Jan Brown, a freelance writer, apologist, and ministry consultant, wrote an interesting article at Christianity Today. The article is not that bad, from an Evangelical Christian’s perspective. There are, however, a few things that just jumped out at me as I was reading through the piece.
The article uses the context of a discussion between Ms. Brown and her childhood friend, Anne. The friend moved to Utah and (you guessed it) joined the LDS Church. Playing off of Anne’s question of “Do you think I’m still a Christian,” Ms. Brown discusses six things that she thinks separate Mormonism from “orthodox Christianity.”
In the first difference, Ms. Brown talks about “The Bible.” In bold text Ms. Brown states that “Mormonism identifies biblical Christianity as an apostate and errant faith.” This is incorrect, as Mormons only identify problems with creedal Christianity–religion and belief based on extra-biblical creeds. It is those creeds, which Mormons don’t believe are biblical, that they see as the problem. Thus, saying that Mormons have problems with “biblical Christianity” is incorrect.
Another related problem with Ms. Brown’s assertion about Mormonism is that it doesn’t take into account the history of Protestantism, which includes Evangelical Christians. The roots of Protestant denominations are found in rebellion against the Roman Catholic church. That rebellion was based in an understanding that the Church was no longer teaching the true gospel of Jesus Christ in its simplicity and purity.
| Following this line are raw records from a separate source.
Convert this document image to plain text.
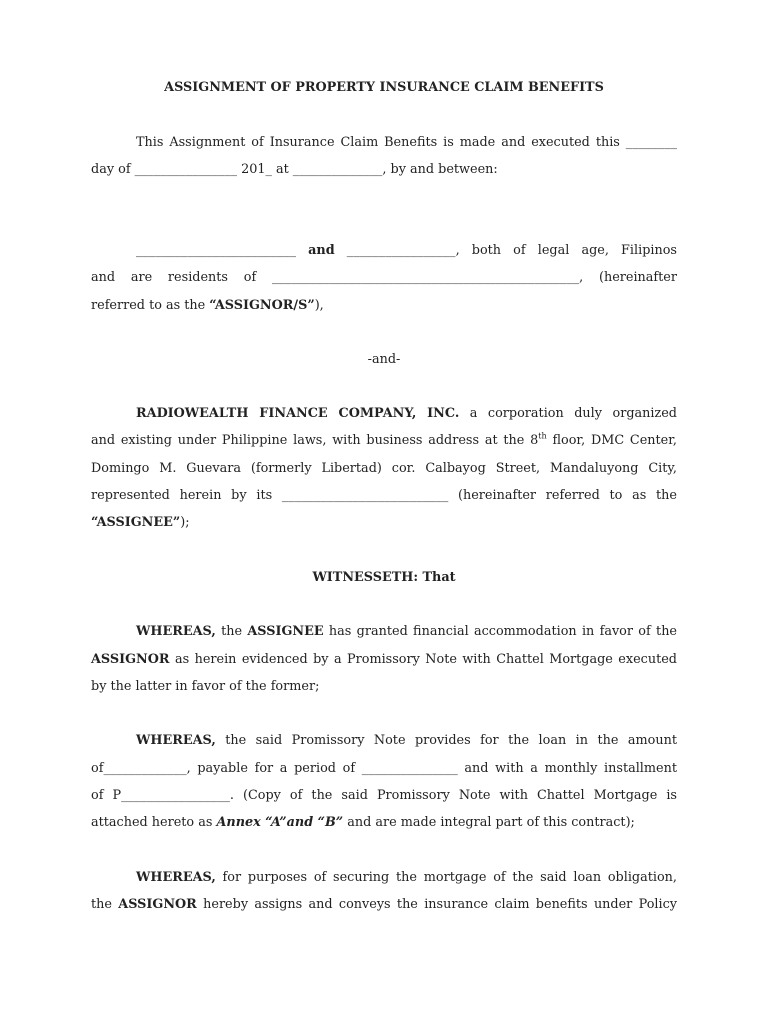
ASSIGNMENT OF PROPERTY INSURANCE CLAIM BENEFITS
This Assignment of Insurance Claim Benefits is made and executed this ________
day of ________________ 201_ at ______________, by and between:
_________________________ and _________________, both of legal age, Filipinos
and are residents of ________________________________________________, (hereinafter
referred to as the “ASSIGNOR/S”),
-and-
RADIOWEALTH FINANCE COMPANY, INC. a corporation duly organized
and existing under Philippine laws, with business address at the 8th floor, DMC Center,
Domingo M. Guevara (formerly Libertad) cor. Calbayog Street, Mandaluyong City,
represented herein by its __________________________ (hereinafter referred to as the
“ASSIGNEE”);
WITNESSETH: That
WHEREAS, the ASSIGNEE has granted financial accommodation in favor of the
ASSIGNOR as herein evidenced by a Promissory Note with Chattel Mortgage executed
by the latter in favor of the former;
WHEREAS, the said Promissory Note provides for the loan in the amount
of_____________, payable for a period of _______________ and with a monthly installment
of P_________________. (Copy of the said Promissory Note with Chattel Mortgage is
attached hereto as Annex “A”and “B” and are made integral part of this contract);
WHEREAS, for purposes of securing the mortgage of the said loan obligation,
the ASSIGNOR hereby assigns and conveys the insurance claim benefits under Policy
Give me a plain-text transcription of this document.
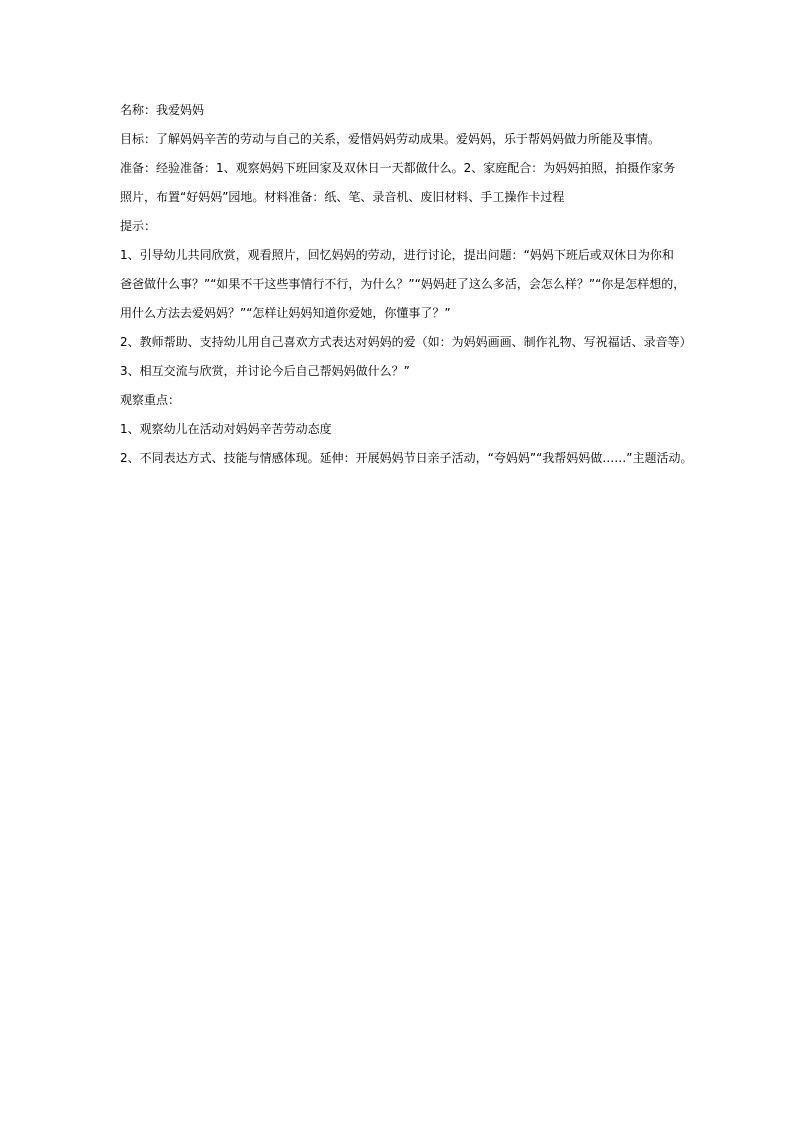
名称：我爱妈妈
目标：了解妈妈辛苦的劳动与自己的关系，爱惜妈妈劳动成果。爱妈妈，乐于帮妈妈做力所能及事情。
准备：经验准备：1、观察妈妈下班回家及双休日一天都做什么。2、家庭配合：为妈妈拍照，拍摄作家务
照片，布置“好妈妈”园地。材料准备：纸、笔、录音机、废旧材料、手工操作卡过程
提示：
1、引导幼儿共同欣赏，观看照片，回忆妈妈的劳动，进行讨论，提出问题：“妈妈下班后或双休日为你和
爸爸做什么事？”“如果不干这些事情行不行，为什么？”“妈妈赶了这么多活，会怎么样？”“你是怎样想的，
用什么方法去爱妈妈？”“怎样让妈妈知道你爱她，你懂事了？”
2、教师帮助、支持幼儿用自己喜欢方式表达对妈妈的爱（如：为妈妈画画、制作礼物、写祝福话、录音等）
3、相互交流与欣赏，并讨论今后自己帮妈妈做什么？”
观察重点：
1、观察幼儿在活动对妈妈辛苦劳动态度
2、不同表达方式、技能与情感体现。延伸：开展妈妈节日亲子活动，“夸妈妈”“我帮妈妈做……”主题活动。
In other words, the Protestants believed that the Roman Catholic church was “apostate” and that it was best to start their own church to somehow reform the errant faith and reclaim the purity and simplicity.
It seems very odd for Ms. Brown, whose Evangelical Christian faith is rooted in the Reformation made necessary by the apostasy of the Catholic church, to accuse Mormons of being non-Christian because we believe that creedal Christianity is apostate, as well.
Jesus and God
Ms. Brown’s third and fourth points of difference have to do with views regarding God and Jesus. Near the end of the fourth point she states that Mormonism is polytheistic while orthodox Christianity is monotheistic. This is a simplistic misstatement, as Mormons are not polytheistic any more than a believer in the Trinity is polytheistic.
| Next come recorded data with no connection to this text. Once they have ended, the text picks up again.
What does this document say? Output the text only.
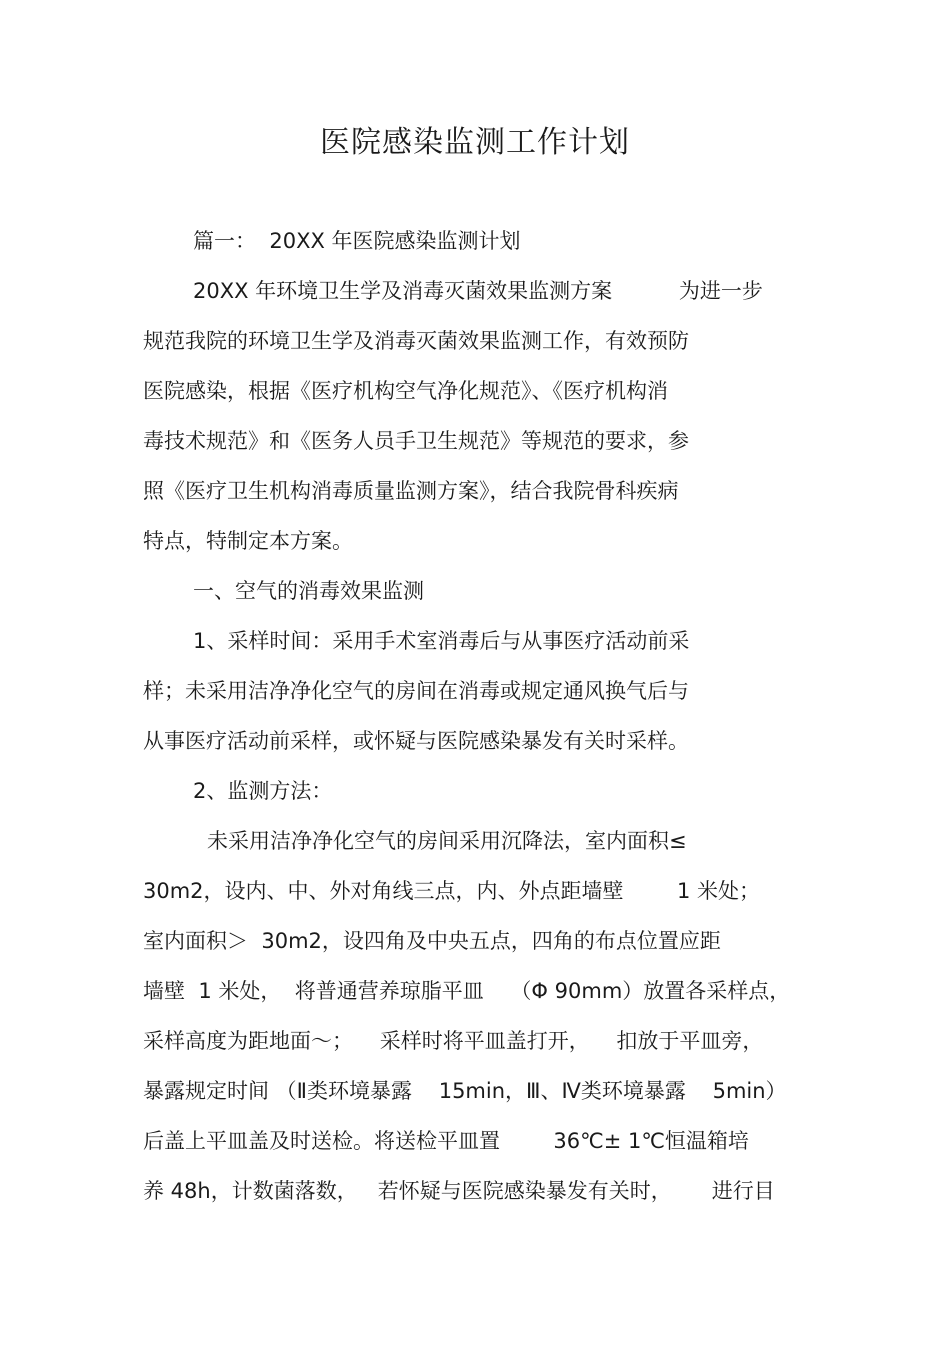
医院感染监测工作计划

篇一：  20XX 年医院感染监测计划

20XX 年环境卫生学及消毒灭菌效果监测方案          为进一步

规范我院的环境卫生学及消毒灭菌效果监测工作，有效预防

医院感染，根据《医疗机构空气净化规范》、《医疗机构消

毒技术规范》和《医务人员手卫生规范》等规范的要求，参

照《医疗卫生机构消毒质量监测方案》，结合我院骨科疾病

特点，特制定本方案。

一、空气的消毒效果监测

1、采样时间：采用手术室消毒后与从事医疗活动前采

样；未采用洁净净化空气的房间在消毒或规定通风换气后与

从事医疗活动前采样，或怀疑与医院感染暴发有关时采样。

2、监测方法：

未采用洁净净化空气的房间采用沉降法，室内面积≤

30m2，设内、中、外对角线三点，内、外点距墙壁        1 米处；

室内面积＞  30m2，设四角及中央五点，四角的布点位置应距

墙壁  1 米处，  将普通营养琼脂平皿    （Φ 90mm）放置各采样点，

采样高度为距地面～；    采样时将平皿盖打开，    扣放于平皿旁，

暴露规定时间 （Ⅱ类环境暴露    15min，Ⅲ、Ⅳ类环境暴露    5min）

后盖上平皿盖及时送检。将送检平皿置        36℃± 1℃恒温箱培

养 48h，计数菌落数，   若怀疑与医院感染暴发有关时，      进行目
While Evangelical Christians may believe that they are monotheistic through the incomprehensible miracle of the Trinity, the fact still remains that the Trinity is composed of three Persons or Beings. Muslims and Jews are more strictly monotheistic than trinitarian Christians are, and many of them will be glad to explain why.
The difference, of course, between Mormons and Evangelical Christians when it comes to the “Godhead” is that Mormons don’t believe that the Father, Son, and Holy Spirit are of one essence or substance. They are of one purpose, but not one essence.
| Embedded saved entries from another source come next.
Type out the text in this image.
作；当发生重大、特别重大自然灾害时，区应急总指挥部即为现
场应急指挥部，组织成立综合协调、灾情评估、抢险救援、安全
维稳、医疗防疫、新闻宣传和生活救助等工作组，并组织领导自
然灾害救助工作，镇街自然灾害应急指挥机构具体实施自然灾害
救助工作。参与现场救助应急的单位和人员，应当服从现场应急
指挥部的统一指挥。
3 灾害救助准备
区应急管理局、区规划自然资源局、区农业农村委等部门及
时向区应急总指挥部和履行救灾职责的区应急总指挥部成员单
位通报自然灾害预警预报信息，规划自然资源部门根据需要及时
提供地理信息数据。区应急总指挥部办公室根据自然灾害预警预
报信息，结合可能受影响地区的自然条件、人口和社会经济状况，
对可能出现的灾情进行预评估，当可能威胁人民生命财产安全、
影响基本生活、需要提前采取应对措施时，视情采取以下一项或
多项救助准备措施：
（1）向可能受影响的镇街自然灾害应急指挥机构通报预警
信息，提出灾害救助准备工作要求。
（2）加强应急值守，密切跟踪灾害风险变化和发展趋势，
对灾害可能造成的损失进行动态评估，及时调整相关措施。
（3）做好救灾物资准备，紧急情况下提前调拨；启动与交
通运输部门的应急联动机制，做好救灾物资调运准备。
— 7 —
In the Mormon view, stating that the three are of one substance raises a multitude of problems with scriptural accounts of God and Jesus. For instance, it makes the baptism of Jesus almost incomprehensible. If the Person being baptised is the same as the One talking from Heaven and the One descending in the form of a dove, then being of the same substance loses all meaning because the singular God can manifest Himself in three ways to the confusion of those watching the event.
Ms. Brown’s sixth point of difference has to do with salvation. She states that “Mormons equate salvation with exaltation.” They do not; this is a flat-out misstatement of belief. To Mormons, salvation and exaltation are two entirely distinct things. A good, concise blog post on the differences can be found elsewhere on this blog.
Finally, there seems to be a disconnect in Ms. Brown’s statements near the end of the article. she says “…I don’t believe Mormonism is Christian.” Two sentences later she say “Ultimately God–not I–will decide who’s a Christian.” It seems odd that Ms. Brown would clearly judge Mormons as non-Christian, yet give lip-service to leaving such judgments up to God. If she is really willing to leave it up to God, then why bother saying that she doesn’t think they are Christian? If she doesn’t think they are Christian, then why bother leaving it up to God?
Perhaps Ms. Brown will find these points helpful in her next discussion with Anne.